Following that public work, LaVerdiere received a grant from the New York City Department of Cultural Affairs Percent for Art Program to create twin lanterns commemorating the valor of all firemen for a newly completed firehouse in the Bushwick section of Brooklyn. Although the first design centered on the concept of an eternal flame with actual ignited gas, this idea proved logistically too difficult. LaVer-diere's solution, Sentinel Lanterns, 2007 , flanking the entrance, reveals, embedded in 4-foot-by-14-inch billets of cast acrylic, a fireman's ax and Halligan bar (a forcible entry tool) in one, and a high-pressure water cannon in the other. With lamps focused through the column from above and below, columns of light reminiscent of the Twin Towers guard the firehouse while the objects speak to the spirits of the lost firemen.

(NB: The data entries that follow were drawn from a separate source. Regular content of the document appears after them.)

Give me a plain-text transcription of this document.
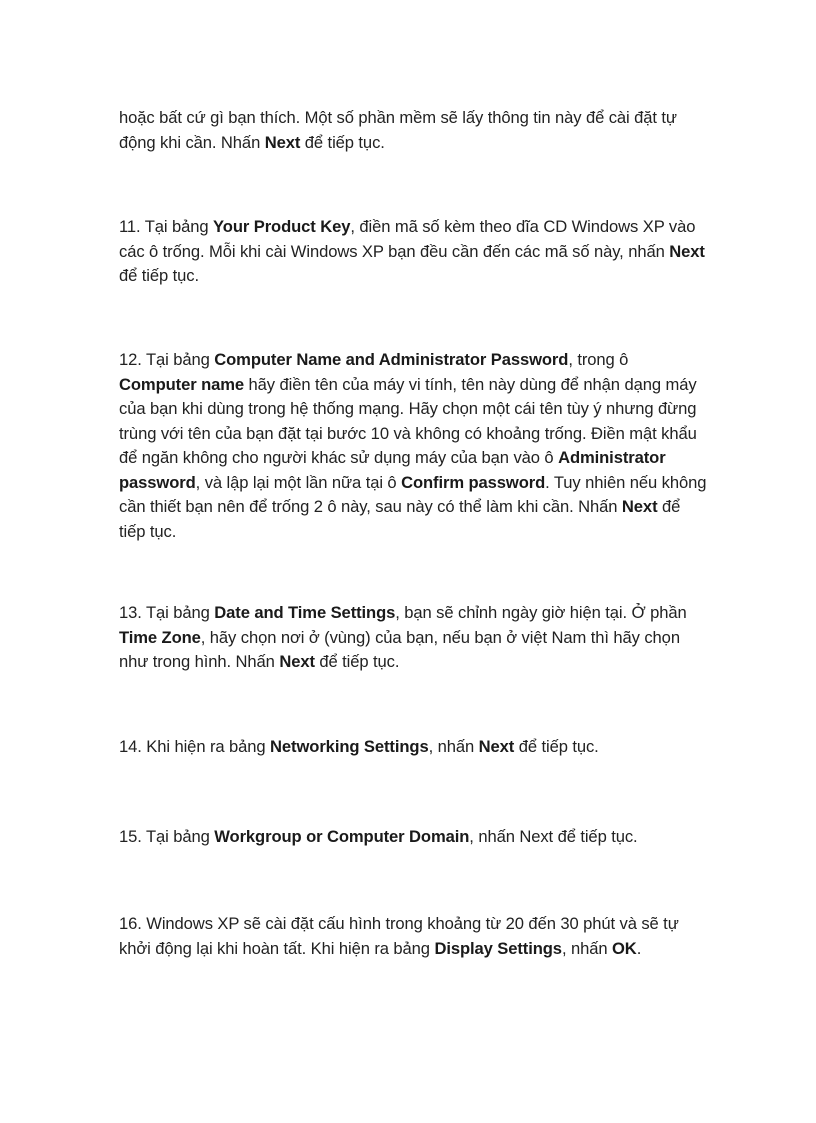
hoặc bất cứ gì bạn thích. Một số phần mềm sẽ lấy thông tin này để cài đặt tự động khi cần. Nhấn Next để tiếp tục.

11. Tại bảng Your Product Key, điền mã số kèm theo dĩa CD Windows XP vào các ô trống. Mỗi khi cài Windows XP bạn đều cần đến các mã số này, nhấn Next để tiếp tục.

12. Tại bảng Computer Name and Administrator Password, trong ô Computer name hãy điền tên của máy vi tính, tên này dùng để nhận dạng máy của bạn khi dùng trong hệ thống mạng. Hãy chọn một cái tên tùy ý nhưng đừng trùng với tên của bạn đặt tại bước 10 và không có khoảng trống. Điền mật khẩu để ngăn không cho người khác sử dụng máy của bạn vào ô Administrator password, và lập lại một lần nữa tại ô Confirm password. Tuy nhiên nếu không cần thiết bạn nên để trống 2 ô này, sau này có thể làm khi cần. Nhấn Next để tiếp tục.

13. Tại bảng Date and Time Settings, bạn sẽ chỉnh ngày giờ hiện tại. Ở phần Time Zone, hãy chọn nơi ở (vùng) của bạn, nếu bạn ở việt Nam thì hãy chọn như trong hình. Nhấn Next để tiếp tục.

14. Khi hiện ra bảng Networking Settings, nhấn Next để tiếp tục.

15. Tại bảng Workgroup or Computer Domain, nhấn Next để tiếp tục.

16. Windows XP sẽ cài đặt cấu hình trong khoảng từ 20 đến 30 phút và sẽ tự khởi động lại khi hoàn tất. Khi hiện ra bảng Display Settings, nhấn OK.
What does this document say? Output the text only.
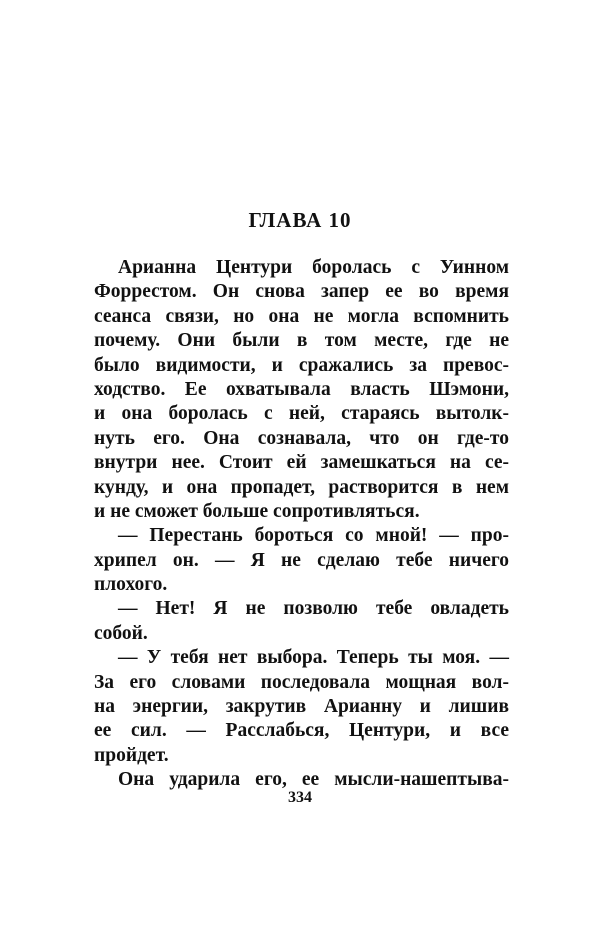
ГЛАВА 10

Арианна Центури боролась с Уинном
Форрестом. Он снова запер ее во время
сеанса связи, но она не могла вспомнить
почему. Они были в том месте, где не
было видимости, и сражались за превос-
ходство. Ее охватывала власть Шэмони,
и она боролась с ней, стараясь вытолк-
нуть его. Она сознавала, что он где-то
внутри нее. Стоит ей замешкаться на се-
кунду, и она пропадет, растворится в нем
и не сможет больше сопротивляться.

— Перестань бороться со мной! — про-
хрипел он. — Я не сделаю тебе ничего
плохого.

— Нет! Я не позволю тебе овладеть
собой.

— У тебя нет выбора. Теперь ты моя. —
За его словами последовала мощная вол-
на энергии, закрутив Арианну и лишив
ее сил. — Расслабься, Центури, и все
пройдет.

Она ударила его, ее мысли-нашептыва-

334
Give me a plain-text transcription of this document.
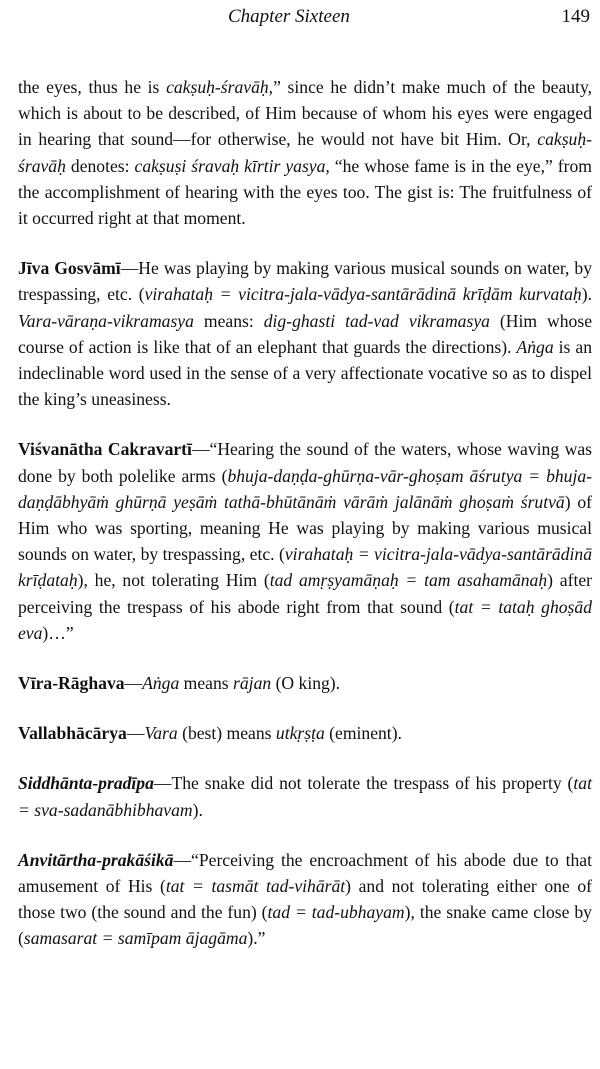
Chapter Sixteen	149

the eyes, thus he is cakṣuḥ-śravāḥ,” since he didn’t make much of the beauty, which is about to be described, of Him because of whom his eyes were engaged in hearing that sound—for otherwise, he would not have bit Him. Or, cakṣuḥ-śravāḥ denotes: cakṣuṣi śravaḥ kīrtir yasya, “he whose fame is in the eye,” from the accomplishment of hearing with the eyes too. The gist is: The fruitfulness of it occurred right at that moment.

Jīva Gosvāmī—He was playing by making various musical sounds on water, by trespassing, etc. (virahataḥ = vicitra-jala-vādya-santārādinā krīḍām kurvataḥ). Vara-vāraṇa-vikramasya means: dig-ghasti tad-vad vikramasya (Him whose course of action is like that of an elephant that guards the directions). Aṅga is an indeclinable word used in the sense of a very affectionate vocative so as to dispel the king’s uneasiness.

Viśvanātha Cakravartī—“Hearing the sound of the waters, whose waving was done by both polelike arms (bhuja-daṇḍa-ghūrṇa-vār-ghoṣam āśrutya = bhuja-daṇḍābhyāṁ ghūrṇā yeṣāṁ tathā-bhūtānāṁ vārāṁ jalānāṁ ghoṣaṁ śrutvā) of Him who was sporting, meaning He was playing by making various musical sounds on water, by trespassing, etc. (virahataḥ = vicitra-jala-vādya-santārādinā krīḍataḥ), he, not tolerating Him (tad amṛṣyamāṇaḥ = tam asahamānaḥ) after perceiving the trespass of his abode right from that sound (tat = tataḥ ghoṣād eva)…”

Vīra-Rāghava—Aṅga means rājan (O king).

Vallabhācārya—Vara (best) means utkṛṣṭa (eminent).

Siddhānta-pradīpa—The snake did not tolerate the trespass of his property (tat = sva-sadanābhibhavam).

Anvitārtha-prakāśikā—“Perceiving the encroachment of his abode due to that amusement of His (tat = tasmāt tad-vihārāt) and not tolerating either one of those two (the sound and the fun) (tad = tad-ubhayam), the snake came close by (samasarat = samīpam ājagāma).”
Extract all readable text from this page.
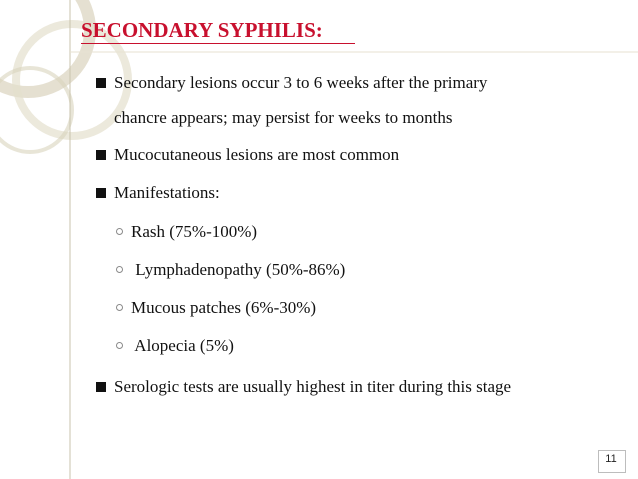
SECONDARY SYPHILIS:
Secondary lesions occur 3 to 6 weeks after the primary
chancre appears; may persist for weeks to months
Mucocutaneous lesions are most common
Manifestations:
Rash (75%-100%)
Lymphadenopathy (50%-86%)
Mucous patches (6%-30%)
Alopecia (5%)
Serologic tests are usually highest in titer during this stage
11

Lying seductively on LaVerdiere's desk as I concluded my interview was an ultraviolet-ray machine (an early-20th-century medical cure-all) that he was in the process of combining with 1950s vacuum tubes and more recent electronic parts to become a brainwashing machine in a forthcoming Matt Damon film, The Adjustment Bureau . We are supplied with enough visual cues to ground us but left clueless as to what's going on inside the device; thus the trap is set for the suspension of disbelief. With his uncanny eye, LaVerdiere resides comfortably in this dichotomy, preferring to engage the almost real, the barely plausible and the totally imagined in a single frame.

Jeremy Lebensohn owns a sculptural and architectural metal fabrication studio in Brooklyn.